CREPUSCOLO

Curated by Matteo Binci and Giacomo Pigliapoco

Crepuscolo (DUSK) is a group show collecting centuries-old narratives and contemporary artistic practices. The curatorial project goes through the legend of the translation of the Saint House of Loreto—flown by angels from Nazareth to the town of Loreto—using it as a basin of stories and images wanting to investigate the technological supremacy of aerial views in a capital-oriented society and counter-generate new magical and ritual practices. An incorporeal and elevated vision that turns upside down in a nocturnal world made of flesh and rituals.
The magical world is made of beliefs, ritual gestures and turbid images. Our incapacity to understand and govern it define it as a source of danger. Popular magic believes in the world as an animate being: each living and non-living being holds a precise strength that animates it. This vision has been identified as an obstacle for the development of reason. The world needed than to be “dis-enchanted” in order to be dominated: the body was thus deprived of those occult strengths that made it impossible to rule and its ability to observe was fed and exploited by technological development in order to increase the points of view and control (satellites, planes and drones). The endoscopic gaze developed by advanced capitalist societies probes the mobility of bodies, so that it can identify and isolate them: bodies that were seeing subjects become observed objects.
The exhibition was installed in the recently restored sixteenth-century fortified bastion designed by Antonio da Sangallo (1484-1546).

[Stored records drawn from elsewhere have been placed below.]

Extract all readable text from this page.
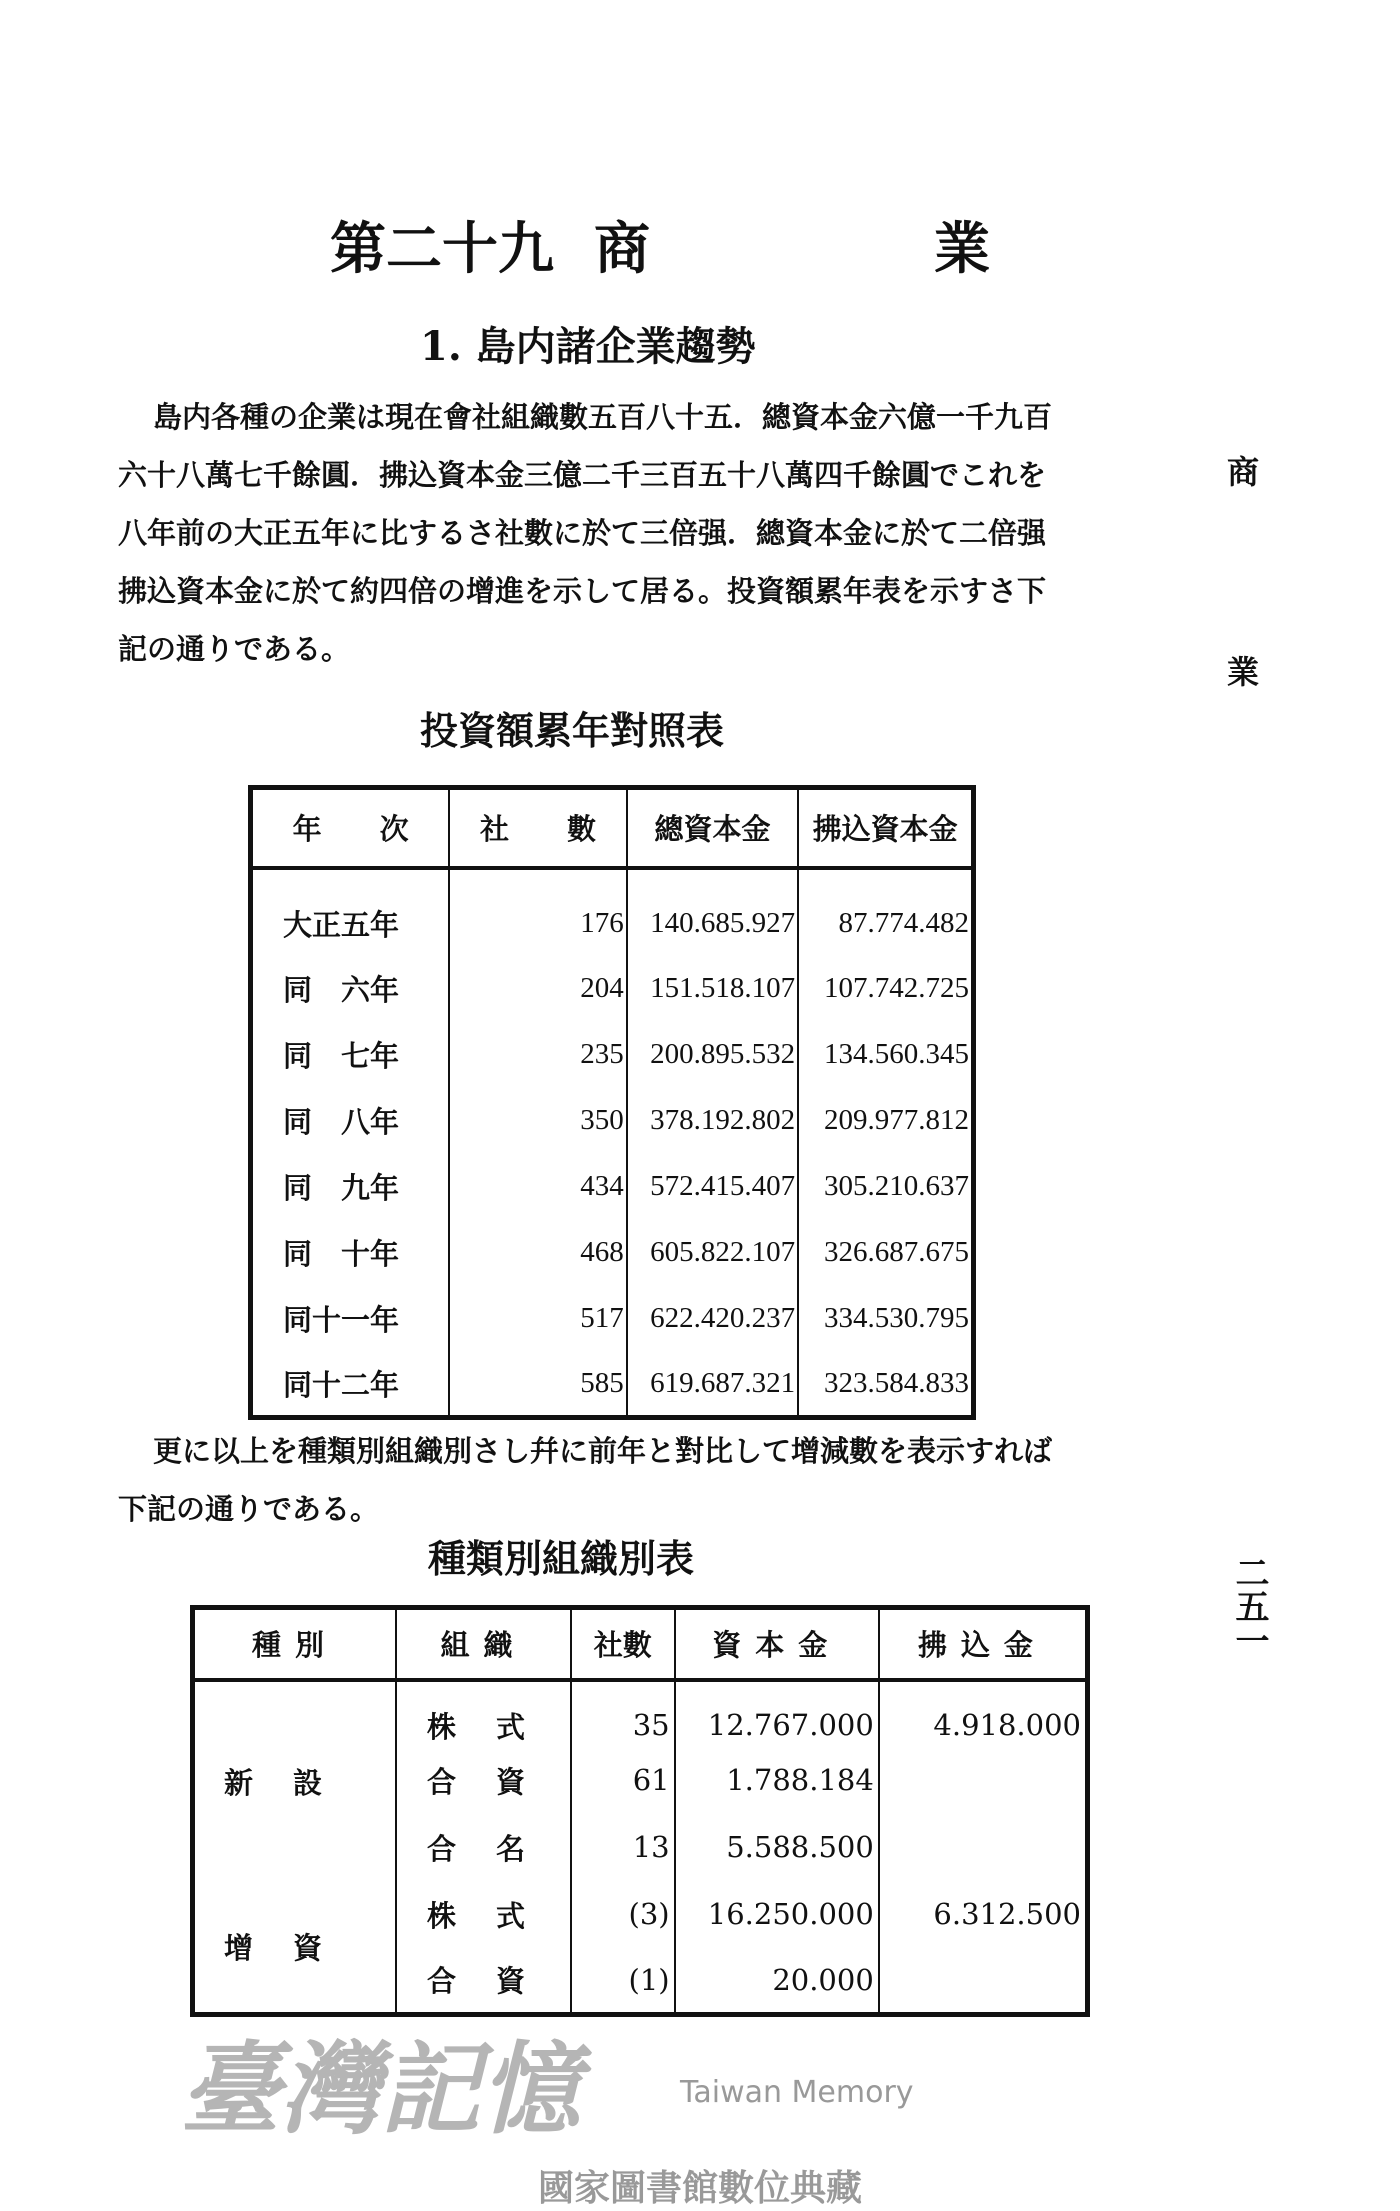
第二十九 商	業
1. 島内諸企業趨勢

島内各種の企業は現在會社組織數五百八十五．總資本金六億一千九百

六十八萬七千餘圓．拂込資本金三億二千三百五十八萬四千餘圓でこれを

八年前の大正五年に比するさ社數に於て三倍强．總資本金に於て二倍强

拂込資本金に於て約四倍の增進を示して居る。投資額累年表を示すさ下

記の通りである。

商
業
二五一
投資額累年對照表
年　　次	社　　數	總資本金	拂込資本金
大正五年	176	140.685.927	87.774.482
同　六年	204	151.518.107	107.742.725
同　七年	235	200.895.532	134.560.345
同　八年	350	378.192.802	209.977.812
同　九年	434	572.415.407	305.210.637
同　十年	468	605.822.107	326.687.675
同十一年	517	622.420.237	334.530.795
同十二年	585	619.687.321	323.584.833

更に以上を種類別組織別さし幷に前年と對比して增減數を表示すれば

下記の通りである。

種類別組織別表
種別	組織	社數	資本金	拂込金
新設	株式	35	12.767.000	4.918.000
	合資	61	1.788.184	
	合名	13	5.588.500	
增資	株式	(3)	16.250.000	6.312.500
	合資	(1)	20.000	
臺灣記憶	Taiwan Memory
國家圖書館數位典藏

The display of archive materials—developed by (ab)Normal—is placed in the middle of the semi-circular architecture, working as a pattern between the different stories tied to the city of Loreto: the fogarò (fires) burning on the night between December 9 and 10 to celebrate the arrival of the Holy House, whose embers where collected and preserved in the houses or in clothes as powerful talismans capable of keeping jinxes and witches away; the appointment of the Blessed Loreto virgin as “Aeronautarum Patrona” in 1920, meaning that the Madonna of Loreto became the image protecting the Italian air force; the transport and use of that same Madonna on the first war planes, on Italian military bases, in futurist aereopainting and on the International Space Station; the tradition of tattoos in Loreto—hand drawn, for centuries, by the marcatori on the skin of pilgrims—and of the production of rosaries payed at piece rates to women who made them in their homes, chaining each bead and selling them to pilgrims.The archive includes historical materials and documents dated between the XVIII and the XXI century and contributions by Mario Giacomelli, Gianni Berengo Gardin, Olivo Barbieri, Antonio Biasiucci, Angelo Mezzanotte, Bruno da Osimo and Valeriano Trubbiani.
Among the artists invited to open a dialogue with these stories, Harun Farocki resonates on the techniques of elaboration of operative images, such as the recognition of objects, electronic surveillance and military remotely-controlled devices, in order to closely analyze the relation between man, machine and the modern world. Raphaela Vogel investigates the relations between the techno-patriarcal gaze of aerial views taken by drones and the physicality of women’s bodies. The personal and deeply stratified imageries of Athena Papadopoulos violently assault common perspectives on sexuality, bodies and decomposition processes. Enrico Boccioletti faces with his own body the spiritual-technological substrata at the core of the society of information through the co-presence of ritual, bodily and technological aspects. Raffaella Naldi Rossano’s rituals—for the development of an androgynous community—try to overcome the opposition and sexualization of the man/woman duality in order to reach a different and still unwritten history, in which to employ collective practices and develop transitional spaces of ecological and social reflection. The different meanings of the acronym W.I.T.C.H.— spread in the 1960s by American feminists protest groups—bring artist Anna Bunting-Branch to create an alternative universe of relations inside the feminist narrative. Giulia Crispiani rewrites the local oral traditions and cultures, using them in emotional and lively practices in order to transmit tales of healing, care, jinxes and miracles that stress our common sense of the world and modify gestures and languages. 
Crepuscolo takes place in the uncertain luminosity of the light disappearing into the darkness of night: moments that imply a mutation in the sky and in our bodies. Crepuscolo is a calling of the white-hot embers of the fires at the festivities in Loreto, of the free-falling of aerial views, of popular gestures and beliefs, embodied in the artists’ practices.